Nov 2, 2017

Donna Brazile: Clinton campaign rigged the DNC

Donna Brazile, vice chair of the Democratic National Committee and serving as interim chair until November, speaks on the floor of the Democratic National Convention. Photo: Paul Sancya / AP

Donna Brazile, the former interim chair of the Democratic National Committee, wrote a scathing tell-all in Politico, accusing Hillary Clinton's campaign of controlling the DNC for her advantage and keeping it on financial "life support."

Why it matters: Brazile is accusing Hillary Clinton and her campaign of "rigging the system" to ensure she would become the party's presidential nominee (not Bernie Sanders). And Brazile argues that it "compromised the party's integrity" during an election in which everyone has since been focused on Russian meddling to help Donald Trump's campaign.

  • President Trump tweeted in response Thursday night: "Donna Brazile just stated the DNC RIGGED the system to illegally steal the Primary from Bernie Sanders. Bought and paid for by Crooked H...This is real collusion and dishonesty. Major violation of Campaign Finance Laws and Money Laundering - where is our Justice Department?

What she found: An agreement between the Clinton campaign and the DNC, specifically a "Joint Fund-Raising Agreement between the DNC, the Hillary Victory Fund, and Hillary for America." Brazile writes that this agreement allowed Clinton to "control the party's finances, strategy, and all the money raised." It even allowed Clinton's campaign to decide the DNC comms director, and her headquarters in Brooklyn was given authority to make final decisions on all mailings, budgeting, data, staffing and analytics.

When Brazile found out, she called Bernie Sanders to tell him the news. "I urged Bernie to work as hard as he could to bring his supporters into the fold with Hillary, and to campaign with all the heart and hope he could muster," she wrote. "[H]e knew and I knew that the alternative was a person who would put the very future of the country in peril. I knew he heard me. I knew he agreed with me, but I never in my life had felt so tiny and powerless as I did making that call."

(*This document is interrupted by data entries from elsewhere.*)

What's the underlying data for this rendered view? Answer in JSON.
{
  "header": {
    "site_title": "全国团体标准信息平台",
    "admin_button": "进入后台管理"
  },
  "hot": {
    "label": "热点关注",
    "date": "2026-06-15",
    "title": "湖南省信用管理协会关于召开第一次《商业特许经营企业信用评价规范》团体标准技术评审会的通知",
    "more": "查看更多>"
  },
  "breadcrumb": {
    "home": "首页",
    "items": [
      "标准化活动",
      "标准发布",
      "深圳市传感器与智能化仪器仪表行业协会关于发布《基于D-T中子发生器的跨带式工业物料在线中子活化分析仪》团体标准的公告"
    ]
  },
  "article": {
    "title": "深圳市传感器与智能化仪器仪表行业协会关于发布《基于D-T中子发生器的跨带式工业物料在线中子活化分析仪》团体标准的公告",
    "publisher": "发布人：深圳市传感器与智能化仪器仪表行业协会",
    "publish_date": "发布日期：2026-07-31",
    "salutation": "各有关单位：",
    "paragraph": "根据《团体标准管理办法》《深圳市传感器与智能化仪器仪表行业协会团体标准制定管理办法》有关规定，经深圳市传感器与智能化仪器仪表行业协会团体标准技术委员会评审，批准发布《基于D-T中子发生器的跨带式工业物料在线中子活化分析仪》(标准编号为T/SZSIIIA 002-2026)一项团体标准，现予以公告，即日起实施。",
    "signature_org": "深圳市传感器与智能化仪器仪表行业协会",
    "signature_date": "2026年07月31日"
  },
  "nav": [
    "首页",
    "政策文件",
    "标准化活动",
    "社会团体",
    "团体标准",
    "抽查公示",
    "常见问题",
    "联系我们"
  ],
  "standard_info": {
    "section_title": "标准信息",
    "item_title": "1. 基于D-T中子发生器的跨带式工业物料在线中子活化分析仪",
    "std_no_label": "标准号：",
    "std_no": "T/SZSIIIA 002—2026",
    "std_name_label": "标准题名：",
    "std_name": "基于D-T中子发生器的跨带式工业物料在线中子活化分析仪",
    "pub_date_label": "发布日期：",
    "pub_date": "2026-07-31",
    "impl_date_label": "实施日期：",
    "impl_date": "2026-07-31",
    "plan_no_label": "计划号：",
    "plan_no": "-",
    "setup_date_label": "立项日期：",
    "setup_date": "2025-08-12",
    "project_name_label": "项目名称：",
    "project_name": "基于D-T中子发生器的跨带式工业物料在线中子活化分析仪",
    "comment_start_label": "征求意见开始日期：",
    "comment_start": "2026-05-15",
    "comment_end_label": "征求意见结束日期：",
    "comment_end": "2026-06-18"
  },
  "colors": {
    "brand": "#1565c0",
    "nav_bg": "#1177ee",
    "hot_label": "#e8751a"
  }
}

The details: Typically, as Brazile notes in her article, the DNC victory fund is for whichever candidate becomes the party's nominee — but Clinton's campaign was controlling it even before that happened.

  • Individuals can only make a maximum campaign contribution of $2,700. Those who had maxed out their limit could write another check (for $353,400) specifically to the Hillary Victory Fund. (That broke down to $320,000 for the Victory Fund across 32 states and $33,400 to the DNC.)
  • Aside from the battleground states, the rest transferred their money to the DNC, which was then transferred to the Clinton campaign headquarters in Brooklyn.
  • The Wikileaks emails, which were released right around the convention in July, "revealed Hillary's campaign was grabbing money from the state parties for its own purposes, leaving the states with very little to support down-ballot races," per Brazile.

Brazile blames Debbie Wasserman-Schultz, who "had not been the most active chair in fundraising. ... Debbie was not a good manager. She hadn't been very interested in controlling the party," Brazile wrote.